Si vous avez déjà pris le traversier entre Baie-Sainte-Catherine et Tadoussac, vous avez peut-être admiré de loin le Cap de la Boule.

Depuis le traversier, on aperçoit des lignes de transport d’électricité qui franchissent le Saguenay quelques kilomètres en amont de son embouchure. Le Cap de la Boule, c’est l’énorme colline rocheuse d’où partent ces lignes du côté de la Côte-Nord.

«La Boule», comme on l’appelle à Sacré-Cœur, le village le plus proche, fait partie du parc national du Fjord du Saguenay ; et je m’y suis rendu à ski aujourd’hui en parcourant une douzaine de kilomètres sur une piste surtout fréquentée par les motoneiges durant l’hiver.

Cette piste commence là où s’arrête le déneigement du rang Saint-Georges à Sacré-Cœur. L’été, c’est un chemin carrossable qui forme aussi un tronçon d’un sentier du parc national; et l’hiver les locaux y circulent en motoneige et en tout-terrain.

Cela dit, je n’ai vu ni engin à moteur ni âmes qui vivent pendant les trois heures qu’a duré mon aller-retour jusqu’au sommet du Cap de la Boule.

Le sentier est large comme un chemin… car c’en est un!

Une pas pire descente sous les lignes électriques

Ce n’est pas un trajet particulièrement attrayant. La piste est large et ne comporte pas de pente vraiment excitante.

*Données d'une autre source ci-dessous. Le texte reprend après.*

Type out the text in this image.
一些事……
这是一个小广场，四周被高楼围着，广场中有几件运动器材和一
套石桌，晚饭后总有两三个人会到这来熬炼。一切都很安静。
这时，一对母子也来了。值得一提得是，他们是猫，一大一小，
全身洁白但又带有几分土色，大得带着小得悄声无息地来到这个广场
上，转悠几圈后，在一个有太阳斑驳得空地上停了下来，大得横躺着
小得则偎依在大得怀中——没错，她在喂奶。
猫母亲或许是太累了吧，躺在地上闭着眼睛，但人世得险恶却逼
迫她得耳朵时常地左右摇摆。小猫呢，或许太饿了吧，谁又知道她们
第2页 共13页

On avance prosaïquement en longeant le vaste lac de la Boule et en passant parfois sous la ligne électrique qui se dirige vers le fjord.

Par contre, quelle vue on découvre quand on arrive au sommet du Cap. Sous les derniers pylônes avant le vide, on est à environ 200 mètres au-dessus du la rivière Saguenay et on a presque l’impression de survoler son célèbre fjord.

Je vais me souvenir de cette randonnée pour sa thématique «électrique». En plus de skier sous une ligne haute tension et d’avoir une vue électrisante, j’ai développé sur mon talon droit ma première grosse ampoule de la saison !

La vue vers l’amont

La vue vers l’aval

Sur le chemin du retour

Le Cap de la Boule et ses pylônes vus du traversier Baie-Sainte-Catherine-Tadoussac.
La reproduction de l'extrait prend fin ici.